At the time, I wasn’t making money from my articles or YouTube. I also didn’t have a strong desire to write for others who I didn’t feel aligned with, so I didn’t put in much effort to look for writing opportunities on Upwork or LinkedIn.
But after my parents decided to close their restaurant, I had to face the reality that I was running out of money.
So when I found out the offer from the school was still available… I jumped on it.
In a way, going back to teaching was a “get rich quick” scheme for me. I’d make money quickly. In a familiar environment. With skills I already had.
6. My parents told me it was a good idea.
When I first quit teaching to freelance at a digital marketing agency, my parents couldn’t understand what I was doing.
They couldn’t understand I worked for someone and with a team I’d never met in person (only on Zoom) writing for health & fitness coaches. They thought I wasn’t getting paid enough ($2000 USD per month by the time I left). They thought it seemed sketchy I didn’t have a contract or regular hours. And it seemed impossible to them I was making money sitting in front of a computer (which they thought was bad for my health).
So after I stopped working with the agency, they told me it’d be a good idea for me to teach again. They said, “Why not? You know how. You’ve done it before. It’s stable. It pays good money. Why wouldn’t you?”
So I took their advice. Why? I guess the social pressure got to me. Choosing a trusted profession, like teaching, was safe and more socially accepted by my family and friends.
In hindsight, I understand why my parents gave me this advice. They gave me advice based on their experiences and knowledge. And based on what they thought was best for me. But I learned, what they think is best for me isn’t what I need. I realized, though they didn’t understand what I wanted, I needed them to support me on my journey and trust that I’d figure it out.
How did I feel going back?
Initially, it was fine. Everything felt safe and familiar. But over time, I dreaded going to work.
Deep down, I knew this wasn’t where I wanted to be. That there had to be more to life than what I was doing. That life couldn’t be about going to a job I didn’t like every day. And that life couldn’t be about being surrounded by people who also hated their jobs, complained about it every day, and didn’t do anything to get out of it.
Do I regret going back?
No. I don’t regret it. Why? Because maybe it was what I needed.
I needed to go through another six months of teaching to commit to writing. To understand I’ve lost my passion for teaching (at least in a formal school setting). To understand I want to write full-time.
And to realize, no, I’m not opposed to working a 9-5. As long as the position is related to writing about topics I love. One where I can grow. One where I feel I’m bringing joy and value to the world inspiring others through my words and personal experiences.

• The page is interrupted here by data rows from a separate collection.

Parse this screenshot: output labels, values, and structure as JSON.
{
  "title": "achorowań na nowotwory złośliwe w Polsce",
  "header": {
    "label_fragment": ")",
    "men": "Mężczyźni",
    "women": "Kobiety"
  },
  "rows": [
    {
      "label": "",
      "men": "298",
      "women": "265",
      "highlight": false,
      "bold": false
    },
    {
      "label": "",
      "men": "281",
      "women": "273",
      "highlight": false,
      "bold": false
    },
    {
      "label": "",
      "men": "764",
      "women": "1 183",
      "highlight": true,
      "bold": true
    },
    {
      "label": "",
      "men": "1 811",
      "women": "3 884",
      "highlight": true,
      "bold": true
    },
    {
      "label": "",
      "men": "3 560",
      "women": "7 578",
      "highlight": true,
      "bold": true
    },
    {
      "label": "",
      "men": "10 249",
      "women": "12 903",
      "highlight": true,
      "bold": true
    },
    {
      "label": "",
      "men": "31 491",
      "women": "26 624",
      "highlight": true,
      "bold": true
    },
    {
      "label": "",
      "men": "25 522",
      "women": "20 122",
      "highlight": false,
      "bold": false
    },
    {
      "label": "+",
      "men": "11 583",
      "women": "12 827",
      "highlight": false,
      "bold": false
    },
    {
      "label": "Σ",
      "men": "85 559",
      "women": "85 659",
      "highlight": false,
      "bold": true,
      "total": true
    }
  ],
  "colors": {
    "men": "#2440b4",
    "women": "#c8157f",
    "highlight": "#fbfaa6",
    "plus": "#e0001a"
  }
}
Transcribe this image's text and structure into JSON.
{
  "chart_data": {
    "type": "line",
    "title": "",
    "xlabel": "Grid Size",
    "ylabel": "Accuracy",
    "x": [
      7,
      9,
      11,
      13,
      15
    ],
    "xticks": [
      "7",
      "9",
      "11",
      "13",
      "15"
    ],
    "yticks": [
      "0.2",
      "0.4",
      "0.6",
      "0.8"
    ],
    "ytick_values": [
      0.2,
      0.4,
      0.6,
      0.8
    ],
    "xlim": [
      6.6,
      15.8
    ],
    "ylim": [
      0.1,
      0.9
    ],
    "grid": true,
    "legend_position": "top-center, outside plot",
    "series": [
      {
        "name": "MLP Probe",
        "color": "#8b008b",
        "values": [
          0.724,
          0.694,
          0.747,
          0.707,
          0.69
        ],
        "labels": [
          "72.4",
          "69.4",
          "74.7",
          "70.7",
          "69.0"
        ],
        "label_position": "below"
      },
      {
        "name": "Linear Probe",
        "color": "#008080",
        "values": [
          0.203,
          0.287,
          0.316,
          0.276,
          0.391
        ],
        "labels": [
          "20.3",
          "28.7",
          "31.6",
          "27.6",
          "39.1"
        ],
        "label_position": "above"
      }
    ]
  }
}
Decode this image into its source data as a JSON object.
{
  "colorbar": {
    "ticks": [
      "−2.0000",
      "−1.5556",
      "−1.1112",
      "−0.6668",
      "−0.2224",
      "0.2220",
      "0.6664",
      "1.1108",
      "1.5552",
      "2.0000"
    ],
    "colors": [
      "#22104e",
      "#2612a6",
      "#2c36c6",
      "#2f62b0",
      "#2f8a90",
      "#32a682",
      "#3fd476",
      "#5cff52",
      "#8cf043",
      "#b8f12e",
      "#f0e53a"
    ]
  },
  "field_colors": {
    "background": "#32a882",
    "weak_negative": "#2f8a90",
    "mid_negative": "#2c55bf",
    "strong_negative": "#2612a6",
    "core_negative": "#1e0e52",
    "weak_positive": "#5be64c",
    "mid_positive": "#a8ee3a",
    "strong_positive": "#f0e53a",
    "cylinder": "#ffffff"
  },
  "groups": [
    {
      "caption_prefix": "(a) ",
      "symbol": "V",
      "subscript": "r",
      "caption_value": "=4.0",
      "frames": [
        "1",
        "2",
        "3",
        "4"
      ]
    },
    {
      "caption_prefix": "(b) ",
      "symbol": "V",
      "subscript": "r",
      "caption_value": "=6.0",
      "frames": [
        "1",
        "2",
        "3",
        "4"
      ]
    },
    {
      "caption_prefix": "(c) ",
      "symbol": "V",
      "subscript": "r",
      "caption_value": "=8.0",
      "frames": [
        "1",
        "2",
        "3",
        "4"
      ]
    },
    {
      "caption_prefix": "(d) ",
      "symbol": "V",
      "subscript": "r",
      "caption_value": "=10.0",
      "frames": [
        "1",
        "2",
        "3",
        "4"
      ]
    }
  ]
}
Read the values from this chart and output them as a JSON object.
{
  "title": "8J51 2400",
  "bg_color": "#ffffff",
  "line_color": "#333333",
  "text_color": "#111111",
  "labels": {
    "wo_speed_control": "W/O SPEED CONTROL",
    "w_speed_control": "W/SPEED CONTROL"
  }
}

People say a job doesn’t define you. That it doesn’t have to give you purpose. That you can do your job, but do something else for your purpose. But for me? That’s not possible. My job and purpose need to be the same.
After six months, August 18, 2023, was my last day.
What are my plans now?
First and foremost, to continue writing. To share my journey. Honestly, I don’t know where this writing thing will lead. I’m not even sure what I want out of it, what I’m hoping will come from it. All I know is if I never quit, something in my favour will happen. In the meantime, I will cold email companies and people I admire who I feel are aligned with my values.
P.S. I know I’m in a privileged position. I’m fortunate I have the option to move in with my parents before I embark on my next adventure in Europe. I’m fortunate I don’t have a home mortgage, car payments, pets, or much hindering me from taking a big risk. I’m simply writing and sharing my insights based on my personal experiences.